While the Colossus computer may have been famous for the heat radiating from its valves, the Harwell Computer was a cooler customer.

The bulk of the panels making up the machine were covered in Dekatrons, gas-tubes used for counting to 10, which didn’t heat up when used. Dekatrons were a natural choice for the scientists, according to Monk, as they were already common equipment at the research centre for measuring radiation detected by Geiger counters.

For those interested in how computers work however, Dekatrons can be quite revealing. Watch the rebuilt Harwell Computer in action, at The National Museum of Computing (TNMOC) in Buckinghamshire, England, and you glimpse the fundamental processes that underpin today’s apps.

Every time the Harwell machine stores or fetches a number from memory to be executed, the machine’s 90 rows of Dekatrons click into life and pulse orange as the machine cycles through values of 0 to 9.

Students regularly visit the national museum and Monk uses the rebuilt Harwell machine to demonstrate the fetch-execute cycle that occurs every time a computer retrieves an instruction from memory.

“Because it’s so slowed down, you can show some of the principles of how a modern computer works,” he said.

The other main component of the machine are telephone relays, with 468 type 3000 relays directing the processing and storing of data.

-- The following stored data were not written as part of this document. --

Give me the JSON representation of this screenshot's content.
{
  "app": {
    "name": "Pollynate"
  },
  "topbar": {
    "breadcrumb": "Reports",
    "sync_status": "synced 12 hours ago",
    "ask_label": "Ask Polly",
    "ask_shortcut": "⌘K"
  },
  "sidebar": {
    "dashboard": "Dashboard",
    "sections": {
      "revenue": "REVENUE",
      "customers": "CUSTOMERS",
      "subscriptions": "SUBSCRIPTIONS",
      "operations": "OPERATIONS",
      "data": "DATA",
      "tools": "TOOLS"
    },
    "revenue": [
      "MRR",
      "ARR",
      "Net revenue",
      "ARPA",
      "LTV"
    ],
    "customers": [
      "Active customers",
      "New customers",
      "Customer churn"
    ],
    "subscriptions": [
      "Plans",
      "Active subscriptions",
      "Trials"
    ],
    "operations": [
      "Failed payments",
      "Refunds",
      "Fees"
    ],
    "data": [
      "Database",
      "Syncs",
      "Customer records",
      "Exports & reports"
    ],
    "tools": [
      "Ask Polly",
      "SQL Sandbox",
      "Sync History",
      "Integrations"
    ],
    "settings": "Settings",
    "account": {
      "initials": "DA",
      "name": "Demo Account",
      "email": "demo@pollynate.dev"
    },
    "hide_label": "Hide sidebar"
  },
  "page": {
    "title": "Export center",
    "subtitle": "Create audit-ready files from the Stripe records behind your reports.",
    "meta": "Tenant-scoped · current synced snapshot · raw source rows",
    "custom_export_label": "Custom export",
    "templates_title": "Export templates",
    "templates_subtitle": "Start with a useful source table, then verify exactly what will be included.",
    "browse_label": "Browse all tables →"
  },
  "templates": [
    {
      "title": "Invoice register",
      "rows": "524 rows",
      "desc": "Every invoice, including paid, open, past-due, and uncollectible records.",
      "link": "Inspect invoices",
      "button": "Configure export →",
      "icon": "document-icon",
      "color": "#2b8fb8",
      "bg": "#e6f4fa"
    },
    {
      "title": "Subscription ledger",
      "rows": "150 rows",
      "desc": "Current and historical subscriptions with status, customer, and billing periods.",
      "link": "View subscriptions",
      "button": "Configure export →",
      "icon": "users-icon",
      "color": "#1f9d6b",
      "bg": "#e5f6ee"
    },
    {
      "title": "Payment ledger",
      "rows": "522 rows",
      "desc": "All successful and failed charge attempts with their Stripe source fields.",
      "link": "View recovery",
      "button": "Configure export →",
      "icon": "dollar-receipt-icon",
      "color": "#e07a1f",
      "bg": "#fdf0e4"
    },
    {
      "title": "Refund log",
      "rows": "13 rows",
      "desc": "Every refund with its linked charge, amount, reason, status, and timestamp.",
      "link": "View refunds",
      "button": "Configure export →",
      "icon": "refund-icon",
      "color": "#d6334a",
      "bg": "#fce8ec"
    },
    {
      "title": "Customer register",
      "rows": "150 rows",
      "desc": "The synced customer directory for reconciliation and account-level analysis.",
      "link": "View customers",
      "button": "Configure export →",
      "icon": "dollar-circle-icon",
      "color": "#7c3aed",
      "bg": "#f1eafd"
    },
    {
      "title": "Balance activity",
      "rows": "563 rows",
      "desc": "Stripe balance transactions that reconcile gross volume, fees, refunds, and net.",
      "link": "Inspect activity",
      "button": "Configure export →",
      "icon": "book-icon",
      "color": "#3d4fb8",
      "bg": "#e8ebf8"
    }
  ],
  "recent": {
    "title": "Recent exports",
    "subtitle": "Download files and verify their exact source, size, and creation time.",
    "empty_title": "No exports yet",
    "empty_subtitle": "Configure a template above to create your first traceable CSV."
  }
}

This reliance on electromechanical components slowed the Harwell computer down. However the machine was prized for its reliability relative to other valve-based computers at the time, much of which is down to its cool running temperature. Because the Harwell machine’s parts are subject to less heat stress they fail less frequently and some of the Dekatrons on the rebuilt machine at TNMOC hail from the 60-year-old original computer.

While it may date back generations, the Harwell also had some pretty modern tricks up its sleeve. Like other computers from the time, the machine’s instructions and data were loaded by reading binary from punched tape. When a set of instructions needed to be carried out repeatedly, the machine could be set up to run this group of commands on demand – similar to how instructions can be bundled together into a function using a modern programming language.

Doing so required dedicating a tape reader to running this collection of instructions, which would be punched on paper tape stuck together to form a loop. Unlike modern programming these subroutines could only run for so long before the tape would wear out and need replacing.

As new computers came online the Harwell Computer would eventually outlive its usefulness and in 1957 was passed on to a college in Wolverhamption.

The college won the computer in a nationwide contest to give away what the press then called an “electronic brain”.

The machine was kept in service as the WITCH (Wolverhampton Instrument for Teaching Computing from Harwell) until 1973.

But the legacy of the machine’s work would last into the 21st century. Among the computer’s many tasks, it handled more than 34 simultaneous equations needed to design the world’s first atomic reactor for generating electricity. That reactor, Calder Hall in Cumbria, was only decommissioned in 2003, after nearly 50 years of use.

The Harwell Computer is proof that slow and steady really can win the race.